Mais, au-delà de la dépendance à l’agriculture, plus inquiétant est son faible effet d’entrainement sur les activités non-agricoles. Entre 2000 et 2001, le PIB non agricole est resté figé à 3,6%, alors que la croissance du PIB global avait grimpé de 1% à 6,3%. De même, entre 2012 et 2013, la croissance est passée de 2,7% à 4,7%, mais le PIB non agricole a baissé en passant de 4,3% à 2%. Ce déphasage entre le secteur agricole et le reste de l’économie explique le faible effet d’entrainement qui est estimé par le HCP à seulement 0,1.
C’est clairement le symptôme d’une économie faiblement intégrée, c’est-à-dire une économie où d’une part, le secteur agricole fournit peu les autres secteurs, et d’autre part, qu’il s’approvisionne peu les autres secteurs. A titre d’exemple, l’intégration de l’agriculture et de l’agro-industrie est faible puisque les agro-industries ne représentent que 5% du PIB contre plus de 15 % dans les pays plus avancés. Ainsi, même si la campagne agricole est bonne, l’effet d’entrainement sera faible et limité au sein de la même branche, car le secteur agricole est peu connecté aux autres secteurs qui profitent peu de la dynamique agricole. La croissance n’en sera que moins inclusive puisque près de la moitié de la population marocaine ne se trouvera pas là où l’essentiel de la richesse est crée.
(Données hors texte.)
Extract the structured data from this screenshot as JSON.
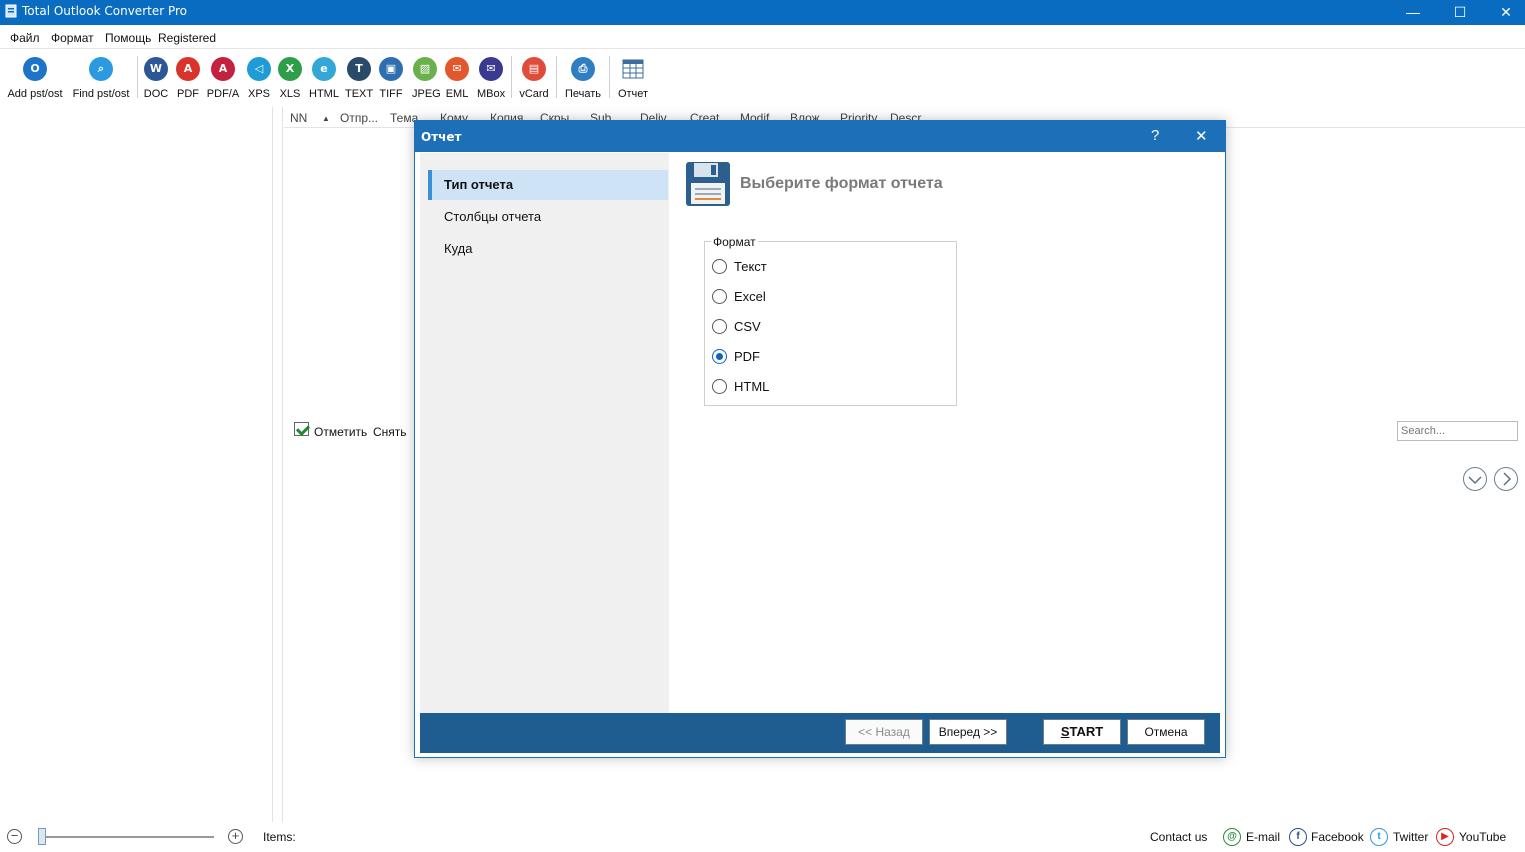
{
  "window": {
    "title": "Total Outlook Converter Pro",
    "minimize": "—",
    "maximize": "☐",
    "close": "✕"
  },
  "menu": [
    "Файл",
    "Формат",
    "Помощь",
    "Registered"
  ],
  "toolbar": [
    {
      "label": "Add pst/ost",
      "icon": "outlook-icon",
      "color": "#1e74c8",
      "glyph": "O"
    },
    {
      "label": "Find pst/ost",
      "icon": "search-icon",
      "color": "#2b9ae0",
      "glyph": "⌕"
    },
    {
      "label": "DOC",
      "icon": "word-icon",
      "color": "#2b5797",
      "glyph": "W"
    },
    {
      "label": "PDF",
      "icon": "pdf-icon",
      "color": "#d9342b",
      "glyph": "A"
    },
    {
      "label": "PDF/A",
      "icon": "pdfa-icon",
      "color": "#c4213e",
      "glyph": "A"
    },
    {
      "label": "XPS",
      "icon": "xps-icon",
      "color": "#1f9bd6",
      "glyph": "◁"
    },
    {
      "label": "XLS",
      "icon": "excel-icon",
      "color": "#2e9e48",
      "glyph": "X"
    },
    {
      "label": "HTML",
      "icon": "html-icon",
      "color": "#35a7d6",
      "glyph": "e"
    },
    {
      "label": "TEXT",
      "icon": "text-icon",
      "color": "#2a4a6a",
      "glyph": "T"
    },
    {
      "label": "TIFF",
      "icon": "tiff-icon",
      "color": "#2f6fb1",
      "glyph": "▣"
    },
    {
      "label": "JPEG",
      "icon": "jpeg-icon",
      "color": "#6ab04c",
      "glyph": "▨"
    },
    {
      "label": "EML",
      "icon": "eml-icon",
      "color": "#e2572b",
      "glyph": "✉"
    },
    {
      "label": "MBox",
      "icon": "mbox-icon",
      "color": "#3b3a8f",
      "glyph": "✉"
    },
    {
      "label": "vCard",
      "icon": "vcard-icon",
      "color": "#e04c3c",
      "glyph": "▤"
    },
    {
      "label": "Печать",
      "icon": "printer-icon",
      "color": "#2f7ec2",
      "glyph": "⎙"
    },
    {
      "label": "Отчет",
      "icon": "report-table-icon",
      "color": "#ffffff",
      "glyph": ""
    }
  ],
  "grid_columns": [
    "NN",
    "Отпр...",
    "Тема",
    "Кому",
    "Копия",
    "Скры...",
    "Sub...",
    "Deliv...",
    "Creat...",
    "Modif...",
    "Влож...",
    "Priority",
    "Descr..."
  ],
  "checkbar": {
    "check_label": "Отметить",
    "uncheck_label": "Снять"
  },
  "search": {
    "placeholder": "Search..."
  },
  "status": {
    "items_label": "Items:",
    "zoom_minus": "−",
    "zoom_plus": "+",
    "zoom_level": 0.02,
    "contact": "Contact us",
    "email": "E-mail",
    "facebook": "Facebook",
    "twitter": "Twitter",
    "youtube": "YouTube"
  },
  "dialog": {
    "title": "Отчет",
    "help": "?",
    "close": "✕",
    "steps": [
      "Тип отчета",
      "Столбцы отчета",
      "Куда"
    ],
    "header": "Выберите формат отчета",
    "group_label": "Формат",
    "options": [
      "Текст",
      "Excel",
      "CSV",
      "PDF",
      "HTML"
    ],
    "selected": "PDF",
    "buttons": {
      "back": "<< Назад",
      "next": "Вперед >>",
      "start": "START",
      "cancel": "Отмена"
    }
  },
  "colors": {
    "titlebar": "#0a6cc0",
    "dialog_accent": "#1d6fb8",
    "footer": "#1f5d91",
    "step_active": "#cfe3f7"
  }
}
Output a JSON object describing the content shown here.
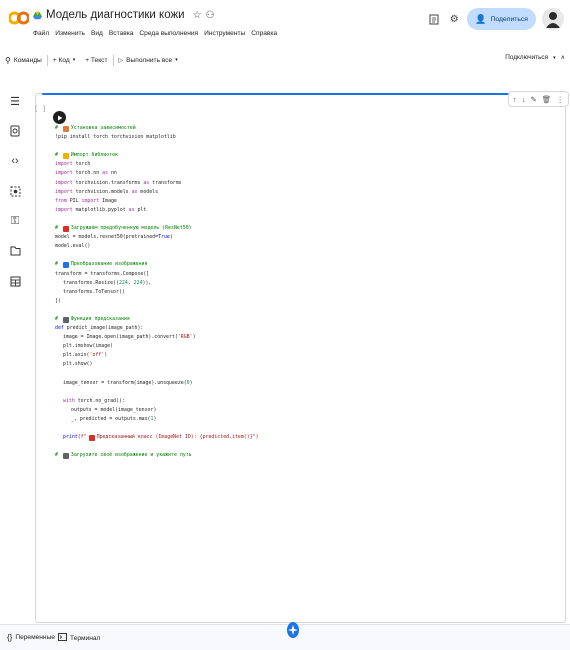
{
  "app": {
    "title": "Модель диагностики кожи",
    "menu": [
      "Файл",
      "Изменить",
      "Вид",
      "Вставка",
      "Среда выполнения",
      "Инструменты",
      "Справка"
    ],
    "share_label": "Поделиться",
    "accent": "#1a73e8"
  },
  "toolbar": {
    "commands_label": "Команды",
    "code_label": "+ Код",
    "text_label": "+ Текст",
    "run_all_label": "Выполнить все",
    "connect_label": "Подключиться"
  },
  "cell": {
    "exec_count": "[ ]",
    "lines": [
      {
        "indent": 0,
        "parts": [
          {
            "t": "# ",
            "c": "cm"
          },
          {
            "emoji": "#e07b39"
          },
          {
            "t": "Установка зависимостей",
            "c": "cm"
          }
        ]
      },
      {
        "indent": 0,
        "parts": [
          {
            "t": "!pip install torch torchvision matplotlib",
            "c": ""
          }
        ]
      },
      {
        "indent": 0,
        "parts": []
      },
      {
        "indent": 0,
        "parts": [
          {
            "t": "# ",
            "c": "cm"
          },
          {
            "emoji": "#f2b000"
          },
          {
            "t": "Импорт библиотек",
            "c": "cm"
          }
        ]
      },
      {
        "indent": 0,
        "parts": [
          {
            "t": "import",
            "c": "kw"
          },
          {
            "t": " torch",
            "c": ""
          }
        ]
      },
      {
        "indent": 0,
        "parts": [
          {
            "t": "import",
            "c": "kw"
          },
          {
            "t": " torch.nn ",
            "c": ""
          },
          {
            "t": "as",
            "c": "kw"
          },
          {
            "t": " nn",
            "c": ""
          }
        ]
      },
      {
        "indent": 0,
        "parts": [
          {
            "t": "import",
            "c": "kw"
          },
          {
            "t": " torchvision.transforms ",
            "c": ""
          },
          {
            "t": "as",
            "c": "kw"
          },
          {
            "t": " transforms",
            "c": ""
          }
        ]
      },
      {
        "indent": 0,
        "parts": [
          {
            "t": "import",
            "c": "kw"
          },
          {
            "t": " torchvision.models ",
            "c": ""
          },
          {
            "t": "as",
            "c": "kw"
          },
          {
            "t": " models",
            "c": ""
          }
        ]
      },
      {
        "indent": 0,
        "parts": [
          {
            "t": "from",
            "c": "kw"
          },
          {
            "t": " PIL ",
            "c": ""
          },
          {
            "t": "import",
            "c": "kw"
          },
          {
            "t": " Image",
            "c": ""
          }
        ]
      },
      {
        "indent": 0,
        "parts": [
          {
            "t": "import",
            "c": "kw"
          },
          {
            "t": " matplotlib.pyplot ",
            "c": ""
          },
          {
            "t": "as",
            "c": "kw"
          },
          {
            "t": " plt",
            "c": ""
          }
        ]
      },
      {
        "indent": 0,
        "parts": []
      },
      {
        "indent": 0,
        "parts": [
          {
            "t": "# ",
            "c": "cm"
          },
          {
            "emoji": "#d93025"
          },
          {
            "t": "Загружаем предобученную модель (ResNet50)",
            "c": "cm"
          }
        ]
      },
      {
        "indent": 0,
        "parts": [
          {
            "t": "model = models.resnet50(pretrained=",
            "c": ""
          },
          {
            "t": "True",
            "c": "kb"
          },
          {
            "t": ")",
            "c": ""
          }
        ]
      },
      {
        "indent": 0,
        "parts": [
          {
            "t": "model.eval()",
            "c": ""
          }
        ]
      },
      {
        "indent": 0,
        "parts": []
      },
      {
        "indent": 0,
        "parts": [
          {
            "t": "# ",
            "c": "cm"
          },
          {
            "emoji": "#1a73e8"
          },
          {
            "t": "Преобразование изображения",
            "c": "cm"
          }
        ]
      },
      {
        "indent": 0,
        "parts": [
          {
            "t": "transform = transforms.Compose([",
            "c": ""
          }
        ]
      },
      {
        "indent": 1,
        "parts": [
          {
            "t": "transforms.Resize((",
            "c": ""
          },
          {
            "t": "224",
            "c": "num"
          },
          {
            "t": ", ",
            "c": ""
          },
          {
            "t": "224",
            "c": "num"
          },
          {
            "t": ")),",
            "c": ""
          }
        ]
      },
      {
        "indent": 1,
        "parts": [
          {
            "t": "transforms.ToTensor()",
            "c": ""
          }
        ]
      },
      {
        "indent": 0,
        "parts": [
          {
            "t": "])",
            "c": ""
          }
        ]
      },
      {
        "indent": 0,
        "parts": []
      },
      {
        "indent": 0,
        "parts": [
          {
            "t": "# ",
            "c": "cm"
          },
          {
            "emoji": "#5f6368"
          },
          {
            "t": "Функция предсказания",
            "c": "cm"
          }
        ]
      },
      {
        "indent": 0,
        "parts": [
          {
            "t": "def",
            "c": "kb"
          },
          {
            "t": " predict_image(image_path):",
            "c": ""
          }
        ]
      },
      {
        "indent": 1,
        "parts": [
          {
            "t": "image = Image.open(image_path).convert(",
            "c": ""
          },
          {
            "t": "'RGB'",
            "c": "str"
          },
          {
            "t": ")",
            "c": ""
          }
        ]
      },
      {
        "indent": 1,
        "parts": [
          {
            "t": "plt.imshow(image)",
            "c": ""
          }
        ]
      },
      {
        "indent": 1,
        "parts": [
          {
            "t": "plt.axis(",
            "c": ""
          },
          {
            "t": "'off'",
            "c": "str"
          },
          {
            "t": ")",
            "c": ""
          }
        ]
      },
      {
        "indent": 1,
        "parts": [
          {
            "t": "plt.show()",
            "c": ""
          }
        ]
      },
      {
        "indent": 0,
        "parts": []
      },
      {
        "indent": 1,
        "parts": [
          {
            "t": "image_tensor = transform(image).unsqueeze(",
            "c": ""
          },
          {
            "t": "0",
            "c": "num"
          },
          {
            "t": ")",
            "c": ""
          }
        ]
      },
      {
        "indent": 0,
        "parts": []
      },
      {
        "indent": 1,
        "parts": [
          {
            "t": "with",
            "c": "kw"
          },
          {
            "t": " torch.no_grad():",
            "c": ""
          }
        ]
      },
      {
        "indent": 2,
        "parts": [
          {
            "t": "outputs = model(image_tensor)",
            "c": ""
          }
        ]
      },
      {
        "indent": 2,
        "parts": [
          {
            "t": "_, predicted = outputs.max(",
            "c": ""
          },
          {
            "t": "1",
            "c": "num"
          },
          {
            "t": ")",
            "c": ""
          }
        ]
      },
      {
        "indent": 0,
        "parts": []
      },
      {
        "indent": 1,
        "parts": [
          {
            "t": "print",
            "c": "kb"
          },
          {
            "t": "(f\"",
            "c": "str"
          },
          {
            "emoji": "#d93025"
          },
          {
            "t": "Предсказанный класс (ImageNet ID): {predicted.item()}\")",
            "c": "str"
          }
        ]
      },
      {
        "indent": 0,
        "parts": []
      },
      {
        "indent": 0,
        "parts": [
          {
            "t": "# ",
            "c": "cm"
          },
          {
            "emoji": "#5f6368"
          },
          {
            "t": "Загрузите своё изображение и укажите путь",
            "c": "cm"
          }
        ]
      }
    ]
  },
  "bottom": {
    "variables_label": "Переменные",
    "terminal_label": "Терминал"
  }
}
Alors au delà du Plan Maroc Vert, dont les effets doivent être évalués, il va falloir remodeler la chaîne de valeur agricole, en œuvrant surtout à l’intégration sectorielle de l’économie marocaine, pour que la volatilité et la faiblesse de la croissance marocaine cessent d’être une fatalité. Mais pour ce faire, nos gouvernements devront cesser de se cacher derrière la volonté divine et faire enfin preuve de volonté politique.